Durante aquella media hora no supe que estaba viendo ni que estaba escuchando pero me sentí como cuando vas en un tren. Antes de cogerlo tienes muchos planes. «Aprovecharé para leer o me echaré una siesta o veré una película o terminaré este informe que tengo a medias» Pronto descubres que el tren tiene otros planes para ti. El tren te acoge, te recoge y te envuelve en su ritmo poco a poco. Lees o a trabajas pero poco a poco la sensación de correr sobre las vías se te mete dentro. Estás parado, quieto, sentado pero corres, avanzas sin poder controlarlo. Identificas la repetición rítmica de ese movimiento y poco a poco la haces tuya. Te cuesta concentrarte porque lo que quieres es zambullirte en el traqueteo, constante y acogedor que te invita a dejarte llevar por él. Es entonces cuando miras por la ventana y te ves en el reflejo moviéndote sin moverte, atravesando el paisaje a una velocidad constante e hipnótica en la que quieres quedarte a vivir. Da igual que vayas en un Ave o en un cercanías traqueteante, cada tren tiene su ritmo y todos los trenes te envuelven en él. Postes, olivos, edificios, carreteras, coches, pinos, inmensas soledades... todo pasa mudo envuelto en el ritmo del roce sobre las vías.

En aquella sala negra me sentí así, los miembros relajados, la vista perdida en la ventanilla que era aquella pantalla en tren y la música del tren envolviéndome por completo. Cuando terminó, cuando llegué a la estación de bajada, me sentí transportada, sentí que había visto cosas que no había contemplado nunca. 

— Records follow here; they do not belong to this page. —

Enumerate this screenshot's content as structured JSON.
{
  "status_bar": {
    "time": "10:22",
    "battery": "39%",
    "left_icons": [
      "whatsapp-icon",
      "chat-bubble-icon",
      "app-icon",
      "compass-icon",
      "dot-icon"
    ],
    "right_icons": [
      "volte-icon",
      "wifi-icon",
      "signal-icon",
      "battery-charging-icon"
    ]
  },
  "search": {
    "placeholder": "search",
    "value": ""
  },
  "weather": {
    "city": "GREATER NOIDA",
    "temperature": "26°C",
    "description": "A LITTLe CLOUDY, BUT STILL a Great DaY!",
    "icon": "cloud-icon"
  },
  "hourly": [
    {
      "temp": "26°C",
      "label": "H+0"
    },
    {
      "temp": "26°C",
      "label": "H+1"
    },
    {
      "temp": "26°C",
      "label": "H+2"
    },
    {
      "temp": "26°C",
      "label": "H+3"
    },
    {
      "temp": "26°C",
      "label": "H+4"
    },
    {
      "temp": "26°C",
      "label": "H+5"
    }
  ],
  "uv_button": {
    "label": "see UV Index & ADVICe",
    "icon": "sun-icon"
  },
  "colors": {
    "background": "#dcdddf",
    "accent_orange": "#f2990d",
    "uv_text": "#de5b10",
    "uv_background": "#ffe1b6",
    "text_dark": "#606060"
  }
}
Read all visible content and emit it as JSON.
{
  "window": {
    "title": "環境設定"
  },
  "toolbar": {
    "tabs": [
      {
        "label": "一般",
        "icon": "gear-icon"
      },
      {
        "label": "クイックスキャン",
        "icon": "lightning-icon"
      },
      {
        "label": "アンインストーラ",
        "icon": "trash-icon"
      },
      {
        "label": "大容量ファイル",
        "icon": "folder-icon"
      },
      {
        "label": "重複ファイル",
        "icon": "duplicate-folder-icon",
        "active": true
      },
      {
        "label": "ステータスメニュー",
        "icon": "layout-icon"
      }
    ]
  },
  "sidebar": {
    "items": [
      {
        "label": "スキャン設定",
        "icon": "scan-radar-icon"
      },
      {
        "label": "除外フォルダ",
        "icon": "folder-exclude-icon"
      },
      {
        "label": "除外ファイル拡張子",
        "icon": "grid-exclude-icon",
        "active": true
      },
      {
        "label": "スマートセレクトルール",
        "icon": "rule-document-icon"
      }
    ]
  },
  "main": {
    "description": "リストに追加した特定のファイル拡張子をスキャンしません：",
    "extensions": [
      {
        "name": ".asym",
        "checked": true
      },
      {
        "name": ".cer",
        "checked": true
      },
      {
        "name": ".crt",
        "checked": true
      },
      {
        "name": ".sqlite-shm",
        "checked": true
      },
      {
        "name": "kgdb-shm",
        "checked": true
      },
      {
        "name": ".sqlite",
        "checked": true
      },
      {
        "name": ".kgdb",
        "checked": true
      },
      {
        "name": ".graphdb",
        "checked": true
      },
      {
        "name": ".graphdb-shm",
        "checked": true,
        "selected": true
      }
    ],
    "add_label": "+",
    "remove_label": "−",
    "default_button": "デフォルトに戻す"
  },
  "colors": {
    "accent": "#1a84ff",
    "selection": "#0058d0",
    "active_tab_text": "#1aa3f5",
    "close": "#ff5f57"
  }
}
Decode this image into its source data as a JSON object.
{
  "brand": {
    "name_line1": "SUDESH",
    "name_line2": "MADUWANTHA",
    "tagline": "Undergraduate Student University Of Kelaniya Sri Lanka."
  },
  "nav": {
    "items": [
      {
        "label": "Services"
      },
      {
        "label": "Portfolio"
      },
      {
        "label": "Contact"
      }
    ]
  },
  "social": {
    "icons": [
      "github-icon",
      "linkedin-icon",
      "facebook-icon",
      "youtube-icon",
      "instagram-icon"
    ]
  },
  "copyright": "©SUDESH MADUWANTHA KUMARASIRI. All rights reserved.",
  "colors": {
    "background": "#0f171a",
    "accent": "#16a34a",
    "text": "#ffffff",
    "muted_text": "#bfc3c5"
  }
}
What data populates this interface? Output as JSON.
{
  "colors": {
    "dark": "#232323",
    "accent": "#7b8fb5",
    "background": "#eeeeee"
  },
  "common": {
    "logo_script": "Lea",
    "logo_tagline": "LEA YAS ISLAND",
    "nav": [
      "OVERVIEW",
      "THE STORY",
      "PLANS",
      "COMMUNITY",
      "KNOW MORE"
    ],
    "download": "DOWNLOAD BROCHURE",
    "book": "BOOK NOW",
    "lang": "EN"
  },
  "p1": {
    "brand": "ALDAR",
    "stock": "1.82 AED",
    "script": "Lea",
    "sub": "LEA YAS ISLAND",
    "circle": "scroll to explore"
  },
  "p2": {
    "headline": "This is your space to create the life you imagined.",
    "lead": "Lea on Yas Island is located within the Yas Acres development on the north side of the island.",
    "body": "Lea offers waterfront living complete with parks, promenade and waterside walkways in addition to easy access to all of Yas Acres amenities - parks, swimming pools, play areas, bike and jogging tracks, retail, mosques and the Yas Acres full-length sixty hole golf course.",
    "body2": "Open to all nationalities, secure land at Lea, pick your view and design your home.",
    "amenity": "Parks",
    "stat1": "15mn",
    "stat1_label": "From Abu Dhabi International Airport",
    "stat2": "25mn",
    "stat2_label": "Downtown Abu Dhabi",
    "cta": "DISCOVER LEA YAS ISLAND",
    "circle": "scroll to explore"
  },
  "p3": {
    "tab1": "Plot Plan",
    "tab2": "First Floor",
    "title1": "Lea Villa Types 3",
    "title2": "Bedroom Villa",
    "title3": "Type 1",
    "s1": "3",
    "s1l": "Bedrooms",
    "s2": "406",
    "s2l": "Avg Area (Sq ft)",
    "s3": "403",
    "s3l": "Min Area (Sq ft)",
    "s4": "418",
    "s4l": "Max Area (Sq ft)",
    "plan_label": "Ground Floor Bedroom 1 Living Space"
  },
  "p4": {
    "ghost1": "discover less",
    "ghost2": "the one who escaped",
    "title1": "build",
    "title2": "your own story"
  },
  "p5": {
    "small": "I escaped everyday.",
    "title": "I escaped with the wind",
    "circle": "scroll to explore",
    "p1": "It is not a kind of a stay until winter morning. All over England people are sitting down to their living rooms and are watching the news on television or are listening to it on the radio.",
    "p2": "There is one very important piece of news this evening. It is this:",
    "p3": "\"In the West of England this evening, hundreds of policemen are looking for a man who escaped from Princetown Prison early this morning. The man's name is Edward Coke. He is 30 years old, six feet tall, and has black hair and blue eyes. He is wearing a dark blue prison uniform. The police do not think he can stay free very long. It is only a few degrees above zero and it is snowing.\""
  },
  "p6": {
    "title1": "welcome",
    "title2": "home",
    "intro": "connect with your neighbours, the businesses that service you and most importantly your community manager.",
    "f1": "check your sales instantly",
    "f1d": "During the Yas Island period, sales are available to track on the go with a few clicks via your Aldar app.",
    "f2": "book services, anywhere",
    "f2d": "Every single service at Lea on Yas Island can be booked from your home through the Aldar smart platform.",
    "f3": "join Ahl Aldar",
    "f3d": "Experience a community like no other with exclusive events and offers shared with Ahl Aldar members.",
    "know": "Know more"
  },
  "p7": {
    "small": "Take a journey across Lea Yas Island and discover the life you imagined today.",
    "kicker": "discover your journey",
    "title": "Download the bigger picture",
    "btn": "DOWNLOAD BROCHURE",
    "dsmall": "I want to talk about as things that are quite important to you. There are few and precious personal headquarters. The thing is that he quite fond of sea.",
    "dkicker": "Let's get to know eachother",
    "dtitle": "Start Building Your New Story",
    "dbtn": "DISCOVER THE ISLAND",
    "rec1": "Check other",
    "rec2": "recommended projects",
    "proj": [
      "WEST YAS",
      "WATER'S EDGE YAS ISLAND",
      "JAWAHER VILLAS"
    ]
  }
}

Ayer vi una entrevista a Avelina Lesper, una crítica de arte mexicana que dice cosas muy muy interesantes sobre el mundo del arte contemporáneo. En el arte buscamos que «eso toque algo de tu propio ser». Different Trains me tocó. 




PS: Steve Reich compuso la pieza musical. La videoinstalación que vi yo es de Beatriz Caravaggio y se puede disfrutar en el Museo Patio Herreriano de Valladolid.